SAINT OF THE DAY

OCT. 3 : ST. THEODORA GUÉRIN

(1798 -1856)
Anne-Thérèse Guérin was born in Etables, France, but eventually became an American saint. Her life was shattered by her father’s murder when she was 15. For several years she cared for her mother and younger sister. She entered the Sisters of Providence in 1823, taking the name Sister St. Theodore. An illness during novitiate left her with lifelong fragile health, but that did not keep her from becoming an accomplished teacher.

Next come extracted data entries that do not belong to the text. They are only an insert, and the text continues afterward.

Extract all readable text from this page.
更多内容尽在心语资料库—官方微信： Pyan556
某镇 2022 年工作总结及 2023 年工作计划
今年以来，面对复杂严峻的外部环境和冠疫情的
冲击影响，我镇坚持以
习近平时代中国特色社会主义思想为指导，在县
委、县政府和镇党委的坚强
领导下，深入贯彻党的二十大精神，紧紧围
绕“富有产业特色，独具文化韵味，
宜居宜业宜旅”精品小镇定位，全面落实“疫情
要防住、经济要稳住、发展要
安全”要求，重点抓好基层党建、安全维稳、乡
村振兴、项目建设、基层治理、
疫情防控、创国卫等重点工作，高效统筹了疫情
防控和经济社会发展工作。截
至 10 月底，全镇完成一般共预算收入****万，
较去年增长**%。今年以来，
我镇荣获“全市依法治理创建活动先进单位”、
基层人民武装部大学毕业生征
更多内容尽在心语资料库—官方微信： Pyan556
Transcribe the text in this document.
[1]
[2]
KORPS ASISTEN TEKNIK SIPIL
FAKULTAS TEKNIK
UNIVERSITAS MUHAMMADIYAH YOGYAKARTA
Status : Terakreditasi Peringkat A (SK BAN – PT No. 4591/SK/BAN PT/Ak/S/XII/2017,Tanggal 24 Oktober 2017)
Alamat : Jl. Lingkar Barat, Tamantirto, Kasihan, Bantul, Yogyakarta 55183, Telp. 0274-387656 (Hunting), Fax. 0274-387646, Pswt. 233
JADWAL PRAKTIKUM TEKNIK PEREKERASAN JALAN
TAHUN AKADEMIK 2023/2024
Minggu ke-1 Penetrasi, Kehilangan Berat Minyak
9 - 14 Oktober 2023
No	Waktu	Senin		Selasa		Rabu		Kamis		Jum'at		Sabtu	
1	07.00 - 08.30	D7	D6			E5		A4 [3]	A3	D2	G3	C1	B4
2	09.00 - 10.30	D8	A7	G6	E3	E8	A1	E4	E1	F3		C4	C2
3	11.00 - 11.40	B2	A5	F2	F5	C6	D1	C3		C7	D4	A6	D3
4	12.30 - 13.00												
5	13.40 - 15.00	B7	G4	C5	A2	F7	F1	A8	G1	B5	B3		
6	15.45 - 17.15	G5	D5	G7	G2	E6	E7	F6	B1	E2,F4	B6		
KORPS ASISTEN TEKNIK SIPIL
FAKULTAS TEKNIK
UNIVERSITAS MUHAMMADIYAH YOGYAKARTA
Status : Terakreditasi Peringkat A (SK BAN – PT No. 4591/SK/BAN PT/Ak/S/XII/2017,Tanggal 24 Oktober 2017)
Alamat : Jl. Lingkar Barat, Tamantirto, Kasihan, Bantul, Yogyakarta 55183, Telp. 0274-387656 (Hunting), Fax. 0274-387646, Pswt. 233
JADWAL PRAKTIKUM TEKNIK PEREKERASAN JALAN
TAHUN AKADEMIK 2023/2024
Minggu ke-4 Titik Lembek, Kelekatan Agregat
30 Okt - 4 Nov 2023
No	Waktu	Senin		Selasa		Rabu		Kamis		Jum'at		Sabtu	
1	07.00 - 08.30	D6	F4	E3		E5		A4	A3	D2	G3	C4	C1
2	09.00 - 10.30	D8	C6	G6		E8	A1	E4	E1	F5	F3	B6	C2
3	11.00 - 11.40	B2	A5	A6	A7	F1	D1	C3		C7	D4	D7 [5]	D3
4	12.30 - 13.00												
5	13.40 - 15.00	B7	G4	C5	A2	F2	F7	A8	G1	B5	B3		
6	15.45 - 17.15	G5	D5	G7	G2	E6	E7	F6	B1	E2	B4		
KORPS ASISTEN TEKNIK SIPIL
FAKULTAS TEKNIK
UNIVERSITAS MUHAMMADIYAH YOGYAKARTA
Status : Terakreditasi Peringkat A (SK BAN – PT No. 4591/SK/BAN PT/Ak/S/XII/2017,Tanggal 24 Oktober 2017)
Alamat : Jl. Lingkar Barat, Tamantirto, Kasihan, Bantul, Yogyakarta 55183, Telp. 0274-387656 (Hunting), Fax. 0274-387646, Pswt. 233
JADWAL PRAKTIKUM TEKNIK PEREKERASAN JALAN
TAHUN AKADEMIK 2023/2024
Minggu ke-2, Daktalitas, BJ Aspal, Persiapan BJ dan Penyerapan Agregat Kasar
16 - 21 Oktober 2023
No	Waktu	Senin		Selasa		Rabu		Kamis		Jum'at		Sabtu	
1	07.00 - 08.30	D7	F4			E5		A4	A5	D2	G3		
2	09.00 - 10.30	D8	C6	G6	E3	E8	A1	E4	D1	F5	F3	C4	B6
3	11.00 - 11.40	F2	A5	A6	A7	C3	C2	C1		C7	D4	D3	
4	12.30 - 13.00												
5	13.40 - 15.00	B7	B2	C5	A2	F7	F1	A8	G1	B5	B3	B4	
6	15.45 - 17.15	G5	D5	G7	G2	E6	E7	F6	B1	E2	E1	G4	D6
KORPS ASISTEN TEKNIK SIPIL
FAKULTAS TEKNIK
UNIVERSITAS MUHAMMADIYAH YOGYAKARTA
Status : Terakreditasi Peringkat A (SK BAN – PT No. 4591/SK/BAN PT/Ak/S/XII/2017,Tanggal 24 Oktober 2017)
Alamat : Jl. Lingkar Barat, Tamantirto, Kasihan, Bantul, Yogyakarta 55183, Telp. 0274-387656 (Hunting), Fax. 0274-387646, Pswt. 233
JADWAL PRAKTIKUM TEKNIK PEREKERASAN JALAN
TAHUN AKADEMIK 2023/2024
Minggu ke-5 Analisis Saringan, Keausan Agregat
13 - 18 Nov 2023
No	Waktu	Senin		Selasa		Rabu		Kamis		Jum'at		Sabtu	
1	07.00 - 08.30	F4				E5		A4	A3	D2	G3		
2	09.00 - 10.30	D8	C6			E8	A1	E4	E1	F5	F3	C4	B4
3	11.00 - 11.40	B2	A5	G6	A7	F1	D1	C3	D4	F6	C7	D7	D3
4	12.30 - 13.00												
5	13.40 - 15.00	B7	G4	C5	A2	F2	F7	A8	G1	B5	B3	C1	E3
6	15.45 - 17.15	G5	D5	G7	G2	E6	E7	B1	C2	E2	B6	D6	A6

At the invitation of the bishop of Vincennes, Indiana, Theodora and five sisters were sent to St. Mary-of-the-Woods, Indiana, in 1840, to teach and to care for the sick poor. She was to establish a motherhouse and novitiate. Only later did she learn that her French superiors had decided the sisters in the United States should form a new religious congregation under her leadership.
Mother Theodore and her community persevered despite fires, crop failures, prejudice against Catholic women religious, misunderstandings and separation from their original religious congregation. Therodora once told her sisters, “Have confidence in the Providence that so far has never failed us. The way is not yet clear. Grope along slowly. Do not press matters; be patient, be trustful.” Another time she asked, “With Jesus, what shall we have to fear?”
Mother Theodore was buried in the Church of the Immaculate Conception, now the Shrine of St. Mother Theodore, in St. Mary-of-the-Woods, Indiana. She was beatified in 1998, and canonized as St. Theodora Guérin eight years later.